Laut offiziellen Zahlen (Quelle Bundesamt für Statistik) verrechnen diese privaten Spitexorganisationen pro Klienten viel mehr Stunden (Faktor 2,5) als die öffentlichen Spitexunternehmen.
Da kommt der Verdacht auf, dass übermässig viele Leistungen abgerechnet werden. Auch die aggressive Werbestrategie mit Targeting, beispielsweise auf Instagram, zeigt, dass die Geschäftsziele lukrativer Art sind.
Mehr Lohn als ausgebildete Pflegefachpersonen
Stossend ist auch, dass gewisse pflegende Angehörige in speziellen Konstellationen sogar deutlich mehr verdienen als ausgebildete Pflegefachpersonen. Der Stundenlohn liegt nicht weit unter dem einer «FaGe», die eine dreijährige Ausbildung mit EFZ gemacht hat. Diese hat zudem noch Kosten für Verpflegung und Arbeitsweg. Wenn so etwas möglich und legal ist, ist das System doch falsch?
Pflegende Angehörige können einen Mehrwert und eine Entlastung im Gesundheitssystem sein.
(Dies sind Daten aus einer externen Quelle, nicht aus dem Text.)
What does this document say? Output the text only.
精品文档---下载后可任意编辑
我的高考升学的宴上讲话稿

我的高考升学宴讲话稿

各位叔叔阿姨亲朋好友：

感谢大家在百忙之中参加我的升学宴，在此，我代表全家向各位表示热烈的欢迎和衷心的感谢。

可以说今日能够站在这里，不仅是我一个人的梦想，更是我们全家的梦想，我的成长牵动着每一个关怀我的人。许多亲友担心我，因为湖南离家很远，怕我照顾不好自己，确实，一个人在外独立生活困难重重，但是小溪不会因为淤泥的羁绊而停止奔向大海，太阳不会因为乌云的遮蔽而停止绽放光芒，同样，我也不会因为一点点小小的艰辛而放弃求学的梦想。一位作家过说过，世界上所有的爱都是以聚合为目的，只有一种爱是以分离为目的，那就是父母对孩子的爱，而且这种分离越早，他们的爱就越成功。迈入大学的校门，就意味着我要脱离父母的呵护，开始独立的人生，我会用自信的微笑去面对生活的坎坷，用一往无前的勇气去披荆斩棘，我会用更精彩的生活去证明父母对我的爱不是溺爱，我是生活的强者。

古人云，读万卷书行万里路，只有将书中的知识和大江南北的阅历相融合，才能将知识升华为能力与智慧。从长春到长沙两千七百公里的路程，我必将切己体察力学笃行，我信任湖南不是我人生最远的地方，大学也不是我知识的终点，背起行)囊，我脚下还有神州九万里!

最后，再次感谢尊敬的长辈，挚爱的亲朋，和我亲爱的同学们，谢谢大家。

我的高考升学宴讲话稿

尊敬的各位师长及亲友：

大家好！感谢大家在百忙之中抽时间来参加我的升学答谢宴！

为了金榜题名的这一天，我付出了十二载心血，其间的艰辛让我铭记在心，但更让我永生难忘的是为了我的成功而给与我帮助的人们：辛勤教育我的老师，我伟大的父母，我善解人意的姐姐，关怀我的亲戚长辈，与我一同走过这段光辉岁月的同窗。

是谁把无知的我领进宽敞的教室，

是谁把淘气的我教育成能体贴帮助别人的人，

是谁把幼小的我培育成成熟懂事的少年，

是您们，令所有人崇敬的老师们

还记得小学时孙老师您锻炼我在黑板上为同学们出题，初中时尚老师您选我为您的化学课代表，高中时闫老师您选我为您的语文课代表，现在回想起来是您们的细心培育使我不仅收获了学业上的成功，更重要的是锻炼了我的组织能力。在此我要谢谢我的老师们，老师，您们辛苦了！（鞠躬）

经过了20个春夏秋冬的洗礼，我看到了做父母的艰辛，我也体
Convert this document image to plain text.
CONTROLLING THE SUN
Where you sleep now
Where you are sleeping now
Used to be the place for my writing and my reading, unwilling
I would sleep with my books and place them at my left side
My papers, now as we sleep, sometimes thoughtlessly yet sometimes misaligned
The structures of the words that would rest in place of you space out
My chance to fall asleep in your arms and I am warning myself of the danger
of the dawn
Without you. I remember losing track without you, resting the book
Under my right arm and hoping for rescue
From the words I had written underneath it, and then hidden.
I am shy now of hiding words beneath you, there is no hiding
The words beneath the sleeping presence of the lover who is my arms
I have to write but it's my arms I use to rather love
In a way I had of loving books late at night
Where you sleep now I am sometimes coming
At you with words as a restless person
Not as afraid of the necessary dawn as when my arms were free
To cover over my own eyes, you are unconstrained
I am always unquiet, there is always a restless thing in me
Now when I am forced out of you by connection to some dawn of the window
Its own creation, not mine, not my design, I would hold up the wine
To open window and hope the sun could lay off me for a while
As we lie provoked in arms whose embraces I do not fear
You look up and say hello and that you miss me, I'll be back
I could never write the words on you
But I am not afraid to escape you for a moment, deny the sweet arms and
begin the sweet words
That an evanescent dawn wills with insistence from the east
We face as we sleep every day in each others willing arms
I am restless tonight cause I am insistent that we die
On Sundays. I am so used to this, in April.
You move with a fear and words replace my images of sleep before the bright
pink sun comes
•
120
Das Argument, dass sie dem Fachkräftemangel direkt entgegenwirken, ist jedoch irreführend und falsch.
Gesundheitssystem weiter unter Druck
Der Fachkräftemangel besteht beim ausgebildeten Personal (FaGe und Diplomierte Pflege) und nicht beim Assistenzpersonal auf Stufe SRK-Kurs. Mit den steigenden Gesundheitskosten durch dieses Businessmodell kommt das Gesundheitssystem weiter unter Druck, was eher noch negative Auswirkungen auf den bereits bestehenden Fachkräftemangel haben kann. Das dringend benötigte Geld fliesst nun zu privaten Firmen, die zum Teil noch aus dem Ausland kommen.
Hohe «Margen», von uns allen bezahlt, sind verwerflich. Ethisch, gesundheits- und finanzpolitisch.
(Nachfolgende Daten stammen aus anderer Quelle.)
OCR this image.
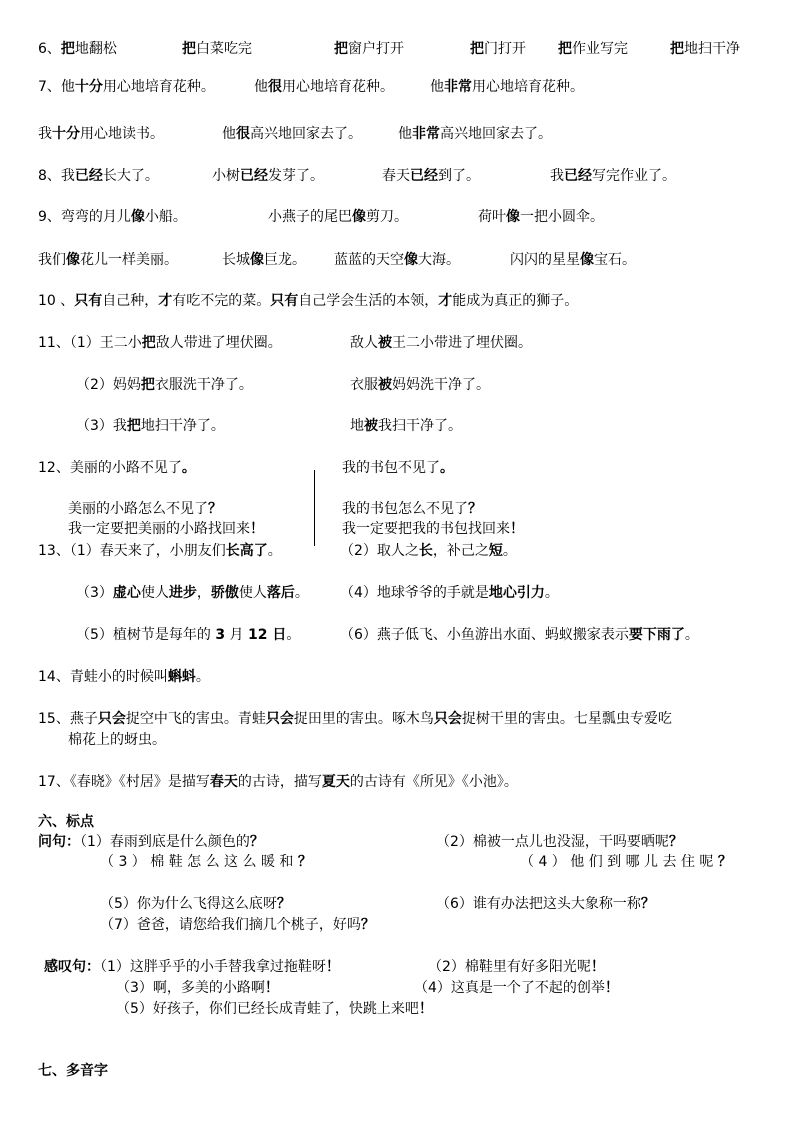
6、把地翻松	把白菜吃完	把窗户打开	把门打开 把作业写完	把地扫干净
7、他十分用心地培育花种。	他很用心地培育花种。	他非常用心地培育花种。
我十分用心地读书。	他很高兴地回家去了。	他非常高兴地回家去了。
8、我已经长大了。	小树已经发芽了。	春天已经到了。	我已经写完作业了。
9、弯弯的月儿像小船。	小燕子的尾巴像剪刀。	荷叶像一把小圆伞。
我们像花儿一样美丽。	长城像巨龙。 蓝蓝的天空像大海。	闪闪的星星像宝石。
10 、只有自己种，才有吃不完的菜。只有自己学会生活的本领，才能成为真正的狮子。
11、（1）王二小把敌人带进了埋伏圈。	敌人被王二小带进了埋伏圈。
（2）妈妈把衣服洗干净了。	衣服被妈妈洗干净了。
（3）我把地扫干净了。	地被我扫干净了。
12、美丽的小路不见了。	我的书包不见了。
美丽的小路怎么不见了？	我的书包怎么不见了？
我一定要把美丽的小路找回来！	我一定要把我的书包找回来！
13、（1）春天来了，小朋友们长高了。	（2）取人之长，补己之短。
（3）虚心使人进步，骄傲使人落后。 （4）地球爷爷的手就是地心引力。
（5）植树节是每年的 3 月 12 日。	（6）燕子低飞、小鱼游出水面、蚂蚁搬家表示要下雨了。
14、青蛙小的时候叫蝌蚪。
15、燕子只会捉空中飞的害虫。青蛙只会捉田里的害虫。啄木鸟只会捉树干里的害虫。七星瓢虫专爱吃
棉花上的蚜虫。
17、《春晓》《村居》是描写春天的古诗，描写夏天的古诗有《所见》《小池》。
六、标点
问句：（1）春雨到底是什么颜色的？	（2）棉被一点儿也没湿，干吗要晒呢？
（ 3 ） 棉 鞋 怎 么 这 么 暖 和 ？	（ 4 ） 他 们 到 哪 儿 去 住 呢 ？
（5）你为什么飞得这么底呀？	（6）谁有办法把这头大象称一称？
（7）爸爸，请您给我们摘几个桃子，好吗？
感叹句：（1）这胖乎乎的小手替我拿过拖鞋呀！	（2）棉鞋里有好多阳光呢！
（3）啊，多美的小路啊！	（4）这真是一个了不起的创举！
（5）好孩子，你们已经长成青蛙了，快跳上来吧！
七、多音字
Es fehlen schweizweit verbindliche Rahmenbedingungen für die Anstellung von pflegenden Angehörigen. Hier werde ich mich national, sowie zusammen mit meinen Kolleginnen und Kollegen auf kantonaler Ebene, dafür einsetzen.
Zur Person: Patrick Hässig (45) sitzt seit 2023 für die GLP im Nationalrat. Er ist wohnhaft in der Stadt Zürich und arbeitet als diplomierter Pflegefachmann HF auf einem Kindernotfall. Für Nau.ch schreibt er regelmässig Kolumnen.